Content-based information retrieval systems are known in which a query item such as an image or text document is presented and the system automatically analyses the content of the query item. This content analysis is then used by the information retrieval system to find other items from a database which have similar content. This type of search is sometimes referred to as “similar item” search because an example item is presented as the query. In contrast, keyword search for example, involves keywords being presented as the query to find items such as documents. There is an ongoing need to improve the performance of such content-based information retrieval systems. For example, to improve the relevance of retrieved items, to improve the speed of operation and to provide generality in the results, that is, to retrieve items that are generally similar to the query item rather than being almost identical to it or having some identical features.
As information is to be retrieved from ever larger databases of items, for example, for web-scale retrieval, the need for fast, efficient and good quality information retrieval systems grows.

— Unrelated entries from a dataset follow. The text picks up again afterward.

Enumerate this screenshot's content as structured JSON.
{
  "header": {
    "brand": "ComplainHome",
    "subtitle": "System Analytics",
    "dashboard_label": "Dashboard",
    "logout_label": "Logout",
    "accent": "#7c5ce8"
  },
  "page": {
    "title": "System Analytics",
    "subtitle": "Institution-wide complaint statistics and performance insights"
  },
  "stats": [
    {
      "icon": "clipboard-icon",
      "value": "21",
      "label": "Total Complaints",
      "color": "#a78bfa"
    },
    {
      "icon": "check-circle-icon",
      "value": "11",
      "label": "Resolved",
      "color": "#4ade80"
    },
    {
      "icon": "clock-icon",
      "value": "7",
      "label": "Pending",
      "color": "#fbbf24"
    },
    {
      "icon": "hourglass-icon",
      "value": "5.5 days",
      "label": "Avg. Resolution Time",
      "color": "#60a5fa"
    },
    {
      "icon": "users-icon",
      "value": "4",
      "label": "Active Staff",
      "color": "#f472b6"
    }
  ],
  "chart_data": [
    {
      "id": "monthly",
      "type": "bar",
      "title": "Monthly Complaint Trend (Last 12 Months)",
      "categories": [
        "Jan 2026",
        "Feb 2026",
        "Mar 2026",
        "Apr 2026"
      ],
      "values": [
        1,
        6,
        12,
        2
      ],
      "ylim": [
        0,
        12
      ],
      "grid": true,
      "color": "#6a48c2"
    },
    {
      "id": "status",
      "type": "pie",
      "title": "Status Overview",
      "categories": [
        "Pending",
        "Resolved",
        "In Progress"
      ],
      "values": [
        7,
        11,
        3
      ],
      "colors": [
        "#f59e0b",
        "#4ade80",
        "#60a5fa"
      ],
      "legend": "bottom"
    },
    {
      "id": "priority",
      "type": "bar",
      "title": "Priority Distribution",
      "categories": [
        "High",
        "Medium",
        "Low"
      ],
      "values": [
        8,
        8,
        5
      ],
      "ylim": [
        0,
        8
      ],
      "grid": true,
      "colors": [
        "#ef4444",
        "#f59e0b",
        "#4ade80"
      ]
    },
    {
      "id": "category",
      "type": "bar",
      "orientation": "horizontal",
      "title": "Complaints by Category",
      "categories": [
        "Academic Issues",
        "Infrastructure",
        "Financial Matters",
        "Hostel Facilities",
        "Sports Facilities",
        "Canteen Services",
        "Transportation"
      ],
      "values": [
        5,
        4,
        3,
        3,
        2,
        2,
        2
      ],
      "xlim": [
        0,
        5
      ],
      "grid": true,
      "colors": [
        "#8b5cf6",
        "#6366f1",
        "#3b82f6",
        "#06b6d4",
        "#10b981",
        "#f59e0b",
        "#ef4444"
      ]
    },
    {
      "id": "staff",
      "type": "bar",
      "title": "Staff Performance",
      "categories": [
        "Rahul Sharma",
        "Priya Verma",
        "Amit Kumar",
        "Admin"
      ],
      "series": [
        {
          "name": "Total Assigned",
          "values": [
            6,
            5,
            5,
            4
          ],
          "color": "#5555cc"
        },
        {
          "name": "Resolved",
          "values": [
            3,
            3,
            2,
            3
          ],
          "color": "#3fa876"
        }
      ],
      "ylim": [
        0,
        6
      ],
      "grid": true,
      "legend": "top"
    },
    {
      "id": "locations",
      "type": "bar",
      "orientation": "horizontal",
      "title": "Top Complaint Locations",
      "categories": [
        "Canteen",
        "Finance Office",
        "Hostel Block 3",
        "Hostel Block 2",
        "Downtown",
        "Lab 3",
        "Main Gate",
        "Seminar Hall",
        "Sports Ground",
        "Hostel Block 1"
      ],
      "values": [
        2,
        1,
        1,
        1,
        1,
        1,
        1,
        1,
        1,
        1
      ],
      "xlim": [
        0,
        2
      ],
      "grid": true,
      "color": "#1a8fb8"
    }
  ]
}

A typical example of similar-item search is in the field of content-based image retrieval. This type of search has traditionally been approached as a text-retrieval problem by mapping image features into integer numbers (known as visual words) representing clusters in feature space. The mapping is defined by a dictionary specifying the feature clusters. Each image is then represented as a histogram of visual words. A pre-filtering process is used to find a small set of images having histograms likely to be similar to the histogram of the query image. Existing approaches take the list of visual words in the query image and run a search on a database to retrieve images containing any of the visual words from the query image. The retrieved images form a filter set which is then provided to a ranking system to further refine the search results. However, typical previous pre-filtering methods have retrieved over 40% of the images in the database and thus yield filter sets which are too large for web-scale retrieval. Furthermore, these previous approaches have typically used very large dictionaries of visual words which generalize poorly for measuring similarity of general object classes as opposed to specific object instances. Also where large dictionaries are used the resulting filter sets are often unsuitable for many types of ranking functions.
The embodiments described herein are not limited to implementations which solve any or all of the disadvantages of known content-based information retrieval systems.